Short answer is they don't. For onboarding interns into the process, I write a skeleton notebook that imports the internal library and walks them through cleaning a file. But we would hire for interns that have background in coding and data cleaning. Starting out, rather than change a existing function, they might add a line of code in the notebook that changes the data in a way that the existing function would now work, for example. There are cases where specific-business logic needs to be coded into a function, but we would just write those ad-hoc. This isn't an upload that needs to be done automatically or very quickly, so that hasn't been a problem.
The only reason other team members would contribute to this would be around shaping the business logic of which fields should be uploaded where and how they should be formatted, etc. But that data review part that sometimes needs to be done is very tricky, e.g., checking that the transformed results are what they want. It mostly happens in Excel - we did build a POC UI where they would upload a CSV, and they could click through each record and review and suggest changes in a cleaner way.
For LLMs, we don't use them for mapping, but we've tested it and it works fine. The LLM mapping doesn't really save us a ton of time compared to us just looking through the file and assigning columns in our mapping file (which is composed of about 120 columns). If we wanted to deploy it and allow the partner to upload a sheet and the LLM to suggest a mapping, that could work. (The mapping step in the demo video on your site looks great!) Instead we use them to format and extract unstructured data -> for example, we might need to pull tags out of descriptive text, or extract event hours out of a string of text describing the event. The LLM can do this really well now with structured JSON outputs, but reviewing it to ensure it is correct is still a manual process.
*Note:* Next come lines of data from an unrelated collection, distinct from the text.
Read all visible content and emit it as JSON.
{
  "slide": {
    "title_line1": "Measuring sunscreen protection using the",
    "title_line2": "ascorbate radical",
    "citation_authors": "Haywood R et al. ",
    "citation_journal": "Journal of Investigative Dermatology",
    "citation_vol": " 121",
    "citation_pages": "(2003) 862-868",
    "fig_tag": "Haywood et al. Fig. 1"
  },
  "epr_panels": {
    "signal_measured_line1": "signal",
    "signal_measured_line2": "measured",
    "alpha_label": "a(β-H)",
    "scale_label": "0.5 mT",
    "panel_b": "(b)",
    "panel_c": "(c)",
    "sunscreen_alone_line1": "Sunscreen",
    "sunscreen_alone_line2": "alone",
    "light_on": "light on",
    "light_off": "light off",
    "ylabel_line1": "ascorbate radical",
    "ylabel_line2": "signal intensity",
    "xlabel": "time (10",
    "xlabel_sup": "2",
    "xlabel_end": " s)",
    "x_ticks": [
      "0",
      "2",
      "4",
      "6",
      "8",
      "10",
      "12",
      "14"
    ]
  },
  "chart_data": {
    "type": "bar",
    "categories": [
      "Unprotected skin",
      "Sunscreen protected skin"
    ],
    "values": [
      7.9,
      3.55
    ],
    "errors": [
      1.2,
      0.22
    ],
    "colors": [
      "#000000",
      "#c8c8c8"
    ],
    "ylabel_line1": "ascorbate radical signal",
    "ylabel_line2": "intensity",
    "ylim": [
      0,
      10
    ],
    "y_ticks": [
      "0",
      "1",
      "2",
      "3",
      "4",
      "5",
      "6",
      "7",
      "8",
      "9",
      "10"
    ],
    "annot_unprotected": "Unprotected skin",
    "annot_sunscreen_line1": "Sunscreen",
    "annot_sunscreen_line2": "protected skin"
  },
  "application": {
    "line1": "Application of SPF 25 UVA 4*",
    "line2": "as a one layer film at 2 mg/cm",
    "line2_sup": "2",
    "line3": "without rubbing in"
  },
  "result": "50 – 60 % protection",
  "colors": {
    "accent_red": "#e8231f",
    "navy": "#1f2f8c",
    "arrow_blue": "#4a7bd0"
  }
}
Appreciate the detailed follow up and all this information, its been super insightful to get more real world perspective on this. Your processes all sound very well thought out and address most of the shortcomings/pain points I've experienced personally. There's definitely a lot of valuable info in there for anyone in this space. And thank you for taking the time to check out the site, feedback is limited at this stage so hearing that something resonated is great, hoping it all makes sense.